Карточка скользнула в прорезь, замок презрительно рявкнул, словно выругался, и красный индикатор заморгал чаще. Я повторил. Здешняя система, как видно, не отличалась общительностью, ибо только на третий раз коммуникатор сообщил мне почему-то женским голосом:
– В допуске отказано. Вход только специальному персоналу.
– Дура, – бросил я. – Я сейчас единственная разновидность персонала – и специальная, и обычная. Открывай, надо поговорить. И припомни сто второй пункт инструкции по безопасности и охране объекта. Особенно те слова, что касаются особых случаев. Ну?
– Принято, – неожиданно покладисто ответил компьютер реактора. На этот раз речь принадлежала мужчине, а голос смахивал на рамзесовский. – Вложи карточку заново.
На мониторе замка появились мои личные данные, оставалось приставить правый глаз к миниатюрному окуляру, чтобы сканер сравнил рисунок сетчатки глаза человека со снимком, запечатленным на чипе удостоверения, и наконец толстенная многослойная дверь отошла в сторону с тяжким хлюпом. Будто слон наступил в лужу жидкой грязи.
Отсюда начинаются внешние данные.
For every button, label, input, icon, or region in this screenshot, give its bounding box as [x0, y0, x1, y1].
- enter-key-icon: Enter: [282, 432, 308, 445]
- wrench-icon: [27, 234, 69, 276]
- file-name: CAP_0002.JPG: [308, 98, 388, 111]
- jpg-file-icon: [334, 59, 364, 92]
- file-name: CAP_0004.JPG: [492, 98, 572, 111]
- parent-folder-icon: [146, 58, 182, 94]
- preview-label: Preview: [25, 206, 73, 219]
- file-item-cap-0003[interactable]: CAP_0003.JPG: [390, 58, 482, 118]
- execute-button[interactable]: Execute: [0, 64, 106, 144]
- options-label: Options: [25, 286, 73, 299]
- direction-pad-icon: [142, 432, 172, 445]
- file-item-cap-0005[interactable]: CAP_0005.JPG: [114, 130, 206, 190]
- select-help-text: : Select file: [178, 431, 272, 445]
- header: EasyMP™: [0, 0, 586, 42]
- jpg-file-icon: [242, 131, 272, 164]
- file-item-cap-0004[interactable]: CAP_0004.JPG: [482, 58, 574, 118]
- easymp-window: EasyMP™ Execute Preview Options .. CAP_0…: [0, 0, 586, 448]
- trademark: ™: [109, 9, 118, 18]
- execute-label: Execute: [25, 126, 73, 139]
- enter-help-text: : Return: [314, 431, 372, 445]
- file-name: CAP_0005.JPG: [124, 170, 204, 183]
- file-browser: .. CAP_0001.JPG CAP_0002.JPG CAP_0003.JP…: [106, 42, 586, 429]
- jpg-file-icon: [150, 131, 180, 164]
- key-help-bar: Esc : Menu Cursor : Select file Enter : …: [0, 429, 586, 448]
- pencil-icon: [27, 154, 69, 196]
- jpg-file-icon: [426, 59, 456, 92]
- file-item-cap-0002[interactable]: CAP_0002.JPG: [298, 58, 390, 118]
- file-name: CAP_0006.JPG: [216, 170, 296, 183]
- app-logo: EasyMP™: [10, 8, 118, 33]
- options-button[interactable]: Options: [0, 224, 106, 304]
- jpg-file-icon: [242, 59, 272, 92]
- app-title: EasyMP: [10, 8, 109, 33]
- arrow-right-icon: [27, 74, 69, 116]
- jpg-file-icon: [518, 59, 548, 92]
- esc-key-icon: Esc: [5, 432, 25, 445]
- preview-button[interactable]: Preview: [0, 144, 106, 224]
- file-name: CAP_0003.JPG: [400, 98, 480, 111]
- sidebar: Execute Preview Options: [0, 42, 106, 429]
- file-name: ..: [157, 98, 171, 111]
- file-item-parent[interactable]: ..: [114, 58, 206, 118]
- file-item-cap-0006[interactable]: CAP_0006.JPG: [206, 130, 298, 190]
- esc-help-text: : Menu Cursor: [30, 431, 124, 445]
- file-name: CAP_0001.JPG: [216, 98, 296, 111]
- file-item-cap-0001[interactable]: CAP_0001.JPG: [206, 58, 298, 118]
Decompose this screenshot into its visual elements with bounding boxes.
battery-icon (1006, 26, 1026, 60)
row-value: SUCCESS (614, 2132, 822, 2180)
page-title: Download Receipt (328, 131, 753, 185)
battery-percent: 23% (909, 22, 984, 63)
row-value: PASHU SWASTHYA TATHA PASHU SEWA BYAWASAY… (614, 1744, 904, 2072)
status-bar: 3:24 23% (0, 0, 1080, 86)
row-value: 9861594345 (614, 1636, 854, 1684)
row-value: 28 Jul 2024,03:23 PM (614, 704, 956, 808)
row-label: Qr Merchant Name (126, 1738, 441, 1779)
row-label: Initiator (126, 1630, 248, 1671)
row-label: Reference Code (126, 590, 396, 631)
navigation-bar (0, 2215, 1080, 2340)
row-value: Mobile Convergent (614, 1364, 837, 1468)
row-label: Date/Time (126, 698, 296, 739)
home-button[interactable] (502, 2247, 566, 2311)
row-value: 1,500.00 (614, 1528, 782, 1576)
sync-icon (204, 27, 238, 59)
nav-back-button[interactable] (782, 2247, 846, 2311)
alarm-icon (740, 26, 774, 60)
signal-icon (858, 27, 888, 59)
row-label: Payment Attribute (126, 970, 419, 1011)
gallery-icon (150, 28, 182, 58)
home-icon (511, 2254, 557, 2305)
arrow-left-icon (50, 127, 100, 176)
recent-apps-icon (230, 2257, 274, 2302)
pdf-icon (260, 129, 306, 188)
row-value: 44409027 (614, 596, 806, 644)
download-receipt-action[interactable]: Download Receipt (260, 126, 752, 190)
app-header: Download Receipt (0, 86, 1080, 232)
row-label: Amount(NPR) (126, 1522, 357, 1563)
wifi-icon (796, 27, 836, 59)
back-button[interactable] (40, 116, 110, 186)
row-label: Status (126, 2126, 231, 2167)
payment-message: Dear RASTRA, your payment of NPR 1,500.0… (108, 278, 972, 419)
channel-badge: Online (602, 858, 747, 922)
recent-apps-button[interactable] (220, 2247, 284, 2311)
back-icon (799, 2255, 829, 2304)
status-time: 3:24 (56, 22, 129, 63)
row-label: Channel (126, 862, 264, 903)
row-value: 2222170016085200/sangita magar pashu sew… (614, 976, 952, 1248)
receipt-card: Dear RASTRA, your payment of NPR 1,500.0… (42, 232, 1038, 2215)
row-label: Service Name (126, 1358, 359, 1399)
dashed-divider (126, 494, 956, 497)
Слабо освещенный, небольшой круглый зал, на дальней стене впечатляющий жидкокристаллический монитор со схемой реактора, терминал управления, два неприкаянно торчащих кресла операторов. Мне показалось, что сиденья запылены, хотя воздух сюда поступал через фильтры, останавливавшие даже вирусы, способные проникнуть с поверхности. Почти тотальная стерильность. На всякий случай я посмотрел на часы – в мои наручные ходики встроен дозиметр. Альфа– и гамма-фон незначительно превышает природный и за допустимые пределы не выходит. Слава богу.